Retorno ao evangelho sinóptico. Na casa das irmãs, Jesus é chamado a opinar sobre um assunto doméstico e isso para mim é o encanto do quadro. O Evangelho de João certamente exibe “vigorosa originalidade”, tanto do ponto de vista da apresentação dos acontecimentos, quando da inspiração (SIMON, BENOIT. Judaísmo e Cristianismo antigo – de Antíoco Epifânio até Constantino. São Paulo: EDUSP, 1987. p.85), mas estou interessada mesmo na cena doméstica narrada em Lucas. Muita gente conhece o problema: a chegada de Jesus distrai Maria, que fica ao pé do amigo ouvindo as suas palavras. Entendamos: trata-se de um homem interessante e com um bom papo! Marta, entretanto, está atarefada e, pior, sobrecarregada, afinal Maria não mais a ajudava. Manifestando total intimidade com Jesus, Marta pede a sua intercessão, não sem antes sutilmente apontar aquela disparidade e até provocar, se a situação não o incomodava a ele!?! É uma cobrança entre pessoas que podem dizer tudo umas às outras. Marta recebe um amigo, pois bem, mas não esquece as suas obrigações. Maria, por outro lado, acha que a visita era motivo para interromper a rotina e “jogar conversa fora”. Vejo Marta com vassouras, panos, comida que ameaça queimar e Maria entregue à doçura e ao privilégio de receber na sua casa um homem em quem podia confiar. Lázaro não está em cena, as mulheres estão sozinhas com um homem que não é de sua família.
O que faz o amigo? Aconselha! Aconselha Marta, que está cansada e inquieta, a priorizar o que realmente interessa.
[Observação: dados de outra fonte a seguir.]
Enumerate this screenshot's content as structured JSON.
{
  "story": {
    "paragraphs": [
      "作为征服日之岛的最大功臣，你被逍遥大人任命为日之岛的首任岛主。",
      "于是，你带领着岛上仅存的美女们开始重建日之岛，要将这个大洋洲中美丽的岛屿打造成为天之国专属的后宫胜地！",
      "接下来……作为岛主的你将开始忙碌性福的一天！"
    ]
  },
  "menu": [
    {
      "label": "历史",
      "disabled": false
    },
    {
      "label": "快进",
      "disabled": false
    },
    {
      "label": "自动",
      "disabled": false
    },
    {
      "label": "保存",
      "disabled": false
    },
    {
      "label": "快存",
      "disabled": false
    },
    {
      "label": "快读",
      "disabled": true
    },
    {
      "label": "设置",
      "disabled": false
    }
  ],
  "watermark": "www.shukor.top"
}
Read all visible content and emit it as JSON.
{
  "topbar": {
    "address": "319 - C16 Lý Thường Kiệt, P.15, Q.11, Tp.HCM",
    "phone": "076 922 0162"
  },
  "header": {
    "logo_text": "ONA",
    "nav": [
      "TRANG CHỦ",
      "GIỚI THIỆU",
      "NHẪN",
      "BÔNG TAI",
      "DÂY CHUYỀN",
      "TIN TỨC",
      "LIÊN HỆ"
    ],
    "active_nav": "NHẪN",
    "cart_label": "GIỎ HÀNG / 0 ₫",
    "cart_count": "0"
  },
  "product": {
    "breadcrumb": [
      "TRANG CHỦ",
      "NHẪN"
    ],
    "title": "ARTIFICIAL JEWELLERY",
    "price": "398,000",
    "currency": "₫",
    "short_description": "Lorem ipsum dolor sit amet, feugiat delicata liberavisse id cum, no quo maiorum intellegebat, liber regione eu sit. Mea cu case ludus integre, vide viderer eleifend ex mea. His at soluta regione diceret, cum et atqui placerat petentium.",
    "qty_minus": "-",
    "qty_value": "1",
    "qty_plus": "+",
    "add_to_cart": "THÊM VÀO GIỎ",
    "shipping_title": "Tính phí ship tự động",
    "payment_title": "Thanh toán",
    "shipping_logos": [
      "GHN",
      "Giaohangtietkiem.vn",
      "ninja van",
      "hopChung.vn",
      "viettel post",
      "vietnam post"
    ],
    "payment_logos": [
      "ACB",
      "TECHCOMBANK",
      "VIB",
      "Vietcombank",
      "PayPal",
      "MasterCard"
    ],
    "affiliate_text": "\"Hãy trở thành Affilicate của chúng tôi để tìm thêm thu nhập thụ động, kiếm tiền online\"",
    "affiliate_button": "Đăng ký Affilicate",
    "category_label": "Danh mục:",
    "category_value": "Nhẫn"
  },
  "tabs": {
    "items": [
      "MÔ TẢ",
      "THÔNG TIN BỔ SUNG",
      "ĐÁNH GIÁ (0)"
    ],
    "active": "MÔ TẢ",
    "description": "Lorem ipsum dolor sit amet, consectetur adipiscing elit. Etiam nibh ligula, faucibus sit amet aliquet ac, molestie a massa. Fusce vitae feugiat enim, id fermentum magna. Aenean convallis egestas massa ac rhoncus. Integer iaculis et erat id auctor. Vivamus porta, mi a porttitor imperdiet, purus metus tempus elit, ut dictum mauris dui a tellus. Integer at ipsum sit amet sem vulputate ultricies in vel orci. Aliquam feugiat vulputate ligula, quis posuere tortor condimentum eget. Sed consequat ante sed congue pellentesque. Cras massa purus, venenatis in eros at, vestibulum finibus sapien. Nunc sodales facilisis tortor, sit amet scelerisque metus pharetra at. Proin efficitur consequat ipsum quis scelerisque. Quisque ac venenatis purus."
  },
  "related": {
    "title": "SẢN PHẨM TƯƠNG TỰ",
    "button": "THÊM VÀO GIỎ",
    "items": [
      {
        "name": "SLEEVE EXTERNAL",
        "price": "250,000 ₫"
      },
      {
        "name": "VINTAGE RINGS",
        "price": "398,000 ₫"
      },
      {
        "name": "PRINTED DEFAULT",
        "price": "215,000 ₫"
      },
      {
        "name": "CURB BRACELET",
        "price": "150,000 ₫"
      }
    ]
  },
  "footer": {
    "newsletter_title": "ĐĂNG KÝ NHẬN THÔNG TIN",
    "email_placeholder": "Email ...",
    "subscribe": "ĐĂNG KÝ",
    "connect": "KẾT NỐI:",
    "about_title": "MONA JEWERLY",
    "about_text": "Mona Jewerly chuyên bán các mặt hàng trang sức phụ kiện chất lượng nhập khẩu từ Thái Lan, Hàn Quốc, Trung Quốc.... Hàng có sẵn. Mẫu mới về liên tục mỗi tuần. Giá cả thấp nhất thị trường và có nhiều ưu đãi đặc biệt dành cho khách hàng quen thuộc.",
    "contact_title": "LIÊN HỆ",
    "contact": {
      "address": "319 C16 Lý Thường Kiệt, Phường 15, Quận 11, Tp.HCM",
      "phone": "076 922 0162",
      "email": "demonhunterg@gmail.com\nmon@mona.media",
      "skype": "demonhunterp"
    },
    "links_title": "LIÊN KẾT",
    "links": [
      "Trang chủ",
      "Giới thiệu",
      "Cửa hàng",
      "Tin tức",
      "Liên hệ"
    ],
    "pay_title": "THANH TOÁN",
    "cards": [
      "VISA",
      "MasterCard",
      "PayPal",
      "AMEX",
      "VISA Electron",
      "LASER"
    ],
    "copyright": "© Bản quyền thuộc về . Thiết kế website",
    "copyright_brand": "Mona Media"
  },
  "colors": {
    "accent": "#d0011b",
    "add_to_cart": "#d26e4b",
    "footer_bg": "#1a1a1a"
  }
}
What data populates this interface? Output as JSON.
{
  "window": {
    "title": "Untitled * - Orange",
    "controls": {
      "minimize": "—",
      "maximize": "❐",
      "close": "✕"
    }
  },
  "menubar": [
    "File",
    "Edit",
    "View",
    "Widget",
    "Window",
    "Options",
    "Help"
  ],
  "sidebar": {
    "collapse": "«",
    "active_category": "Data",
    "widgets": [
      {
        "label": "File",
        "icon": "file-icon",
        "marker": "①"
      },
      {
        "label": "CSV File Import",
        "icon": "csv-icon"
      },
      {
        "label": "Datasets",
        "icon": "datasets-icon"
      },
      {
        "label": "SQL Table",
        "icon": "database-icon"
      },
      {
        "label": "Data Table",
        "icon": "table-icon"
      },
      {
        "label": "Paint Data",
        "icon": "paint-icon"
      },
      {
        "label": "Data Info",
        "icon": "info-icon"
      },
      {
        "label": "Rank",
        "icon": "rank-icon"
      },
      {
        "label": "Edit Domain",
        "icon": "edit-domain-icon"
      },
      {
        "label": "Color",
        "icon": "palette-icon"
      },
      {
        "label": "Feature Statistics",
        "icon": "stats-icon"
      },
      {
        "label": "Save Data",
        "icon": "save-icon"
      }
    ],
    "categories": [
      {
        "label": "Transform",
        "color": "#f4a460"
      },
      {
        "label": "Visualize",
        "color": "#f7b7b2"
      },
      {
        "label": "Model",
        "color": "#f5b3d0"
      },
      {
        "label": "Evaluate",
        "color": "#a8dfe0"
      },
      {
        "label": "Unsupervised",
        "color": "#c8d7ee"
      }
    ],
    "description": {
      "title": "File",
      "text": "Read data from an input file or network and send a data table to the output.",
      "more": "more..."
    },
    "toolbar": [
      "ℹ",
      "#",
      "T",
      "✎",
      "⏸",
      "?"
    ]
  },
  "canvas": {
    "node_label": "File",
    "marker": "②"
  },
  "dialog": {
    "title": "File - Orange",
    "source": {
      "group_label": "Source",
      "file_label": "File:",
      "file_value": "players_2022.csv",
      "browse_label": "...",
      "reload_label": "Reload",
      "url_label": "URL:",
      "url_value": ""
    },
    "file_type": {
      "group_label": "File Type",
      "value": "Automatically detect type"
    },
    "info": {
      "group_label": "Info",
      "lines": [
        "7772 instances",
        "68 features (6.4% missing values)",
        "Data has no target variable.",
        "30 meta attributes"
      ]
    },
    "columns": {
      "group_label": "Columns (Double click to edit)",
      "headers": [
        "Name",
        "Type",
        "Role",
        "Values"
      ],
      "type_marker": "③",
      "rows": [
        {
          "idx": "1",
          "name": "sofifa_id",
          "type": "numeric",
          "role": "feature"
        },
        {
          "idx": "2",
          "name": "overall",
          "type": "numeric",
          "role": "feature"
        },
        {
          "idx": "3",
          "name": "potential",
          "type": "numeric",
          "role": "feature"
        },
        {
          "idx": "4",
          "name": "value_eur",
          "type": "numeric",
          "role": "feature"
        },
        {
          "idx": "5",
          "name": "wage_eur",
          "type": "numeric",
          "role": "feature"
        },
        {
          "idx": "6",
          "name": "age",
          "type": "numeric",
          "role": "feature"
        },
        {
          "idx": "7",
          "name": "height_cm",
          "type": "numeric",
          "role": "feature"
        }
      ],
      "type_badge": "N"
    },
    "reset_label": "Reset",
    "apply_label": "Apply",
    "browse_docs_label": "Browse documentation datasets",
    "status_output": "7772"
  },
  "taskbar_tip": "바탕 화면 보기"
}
Talvez Jesus quisesse a presença e a atenção de Marta também! Na entrega de Maria, todavia, no seu desejo de não controlar tudo, ela teria ficado com a melhor parte.
Esses pares complementares, do dever e do prazer, são tão explorados que qualquer um de nós preencheria a sua própria lista com lembranças excelentes! Parece que, em diferentes contextos e segundo outras mais diversas necessidades, temos nos dividido entre a vontade de largar as vassouras e a necessidade de tirar o pó dos móveis...
 Eu imagino muitas reações de Marta depois que Jesus endossou o comportamento de Maria: imagino Marta virando os olhos, malcriada; desviando o rosto, enquanto Jesus e Maria riem baixinho; imagino Jesus sacudindo de leve o braço da amiga atarefada, conduzindo-a à roda da conversa; imagino Maria pegando o pano da mão da preocupada irmã e dizendo: depois a gente continua, juntas... Imagino coisas de muita cumplicidade e esta cena tem a ver com prazer e dever, como apontei, mas tem mais a ver com isso: com confiança e liberdade. Confiança no juízo do outro e na entrega; liberdade para falar e para escolher.
Eu imagino coisas nessa cena porque o narrador me dá a chance. Ele se atém ao essencial e o essencial é o drama, ou seja, a ação. Todos os dados de vassouras, panos e panelas são meus. Foi João que nos contou que a casa dos irmãos ficava em Betânia. Nem isso o narrador de Lucas nos dá! Também não sabemos o que fala Jesus e que desperta tanto interesse em Maria. Marta é mesmo a senhora da cena, da casa... Confronta Jesus, provoca e pede ajuda. Foi no duplo vocativo de Jesus: “Marta, Marta, tu afadigas-te...” que vi Jesus menear a cabeça, mas só eu vi. Quando ele afirma que “uma só coisa é necessária”, também não explica. Qual seria a “melhor parte” escolhida por Maria? Jesus ainda afirma que esta não lhe seria tirada. O fragmento acaba. São cinco versículos.
Essa atenção ao essencial e a ausência de exteriorização me lembram muito o capítulo “A cicatriz de Ulisses” de Auerbach (Mímesis). A simplicidade do quadro, a falta de explicações por parte de Jesus, o silêncio de Maria (!) e o de Marta ao final sempre me encantam e me despertam. Sei que a ressurreição de Lázaro é monumental, é uma porta escancarada! Mas eu vejo a casa de Maria e Marta por uma nesga. Por esse entreaberto, sou convidada pelo narrador de Lucas a testemunhar um duelo verbal, uma reivindicação e a apreciar a confiança, a liberdade e o mistério.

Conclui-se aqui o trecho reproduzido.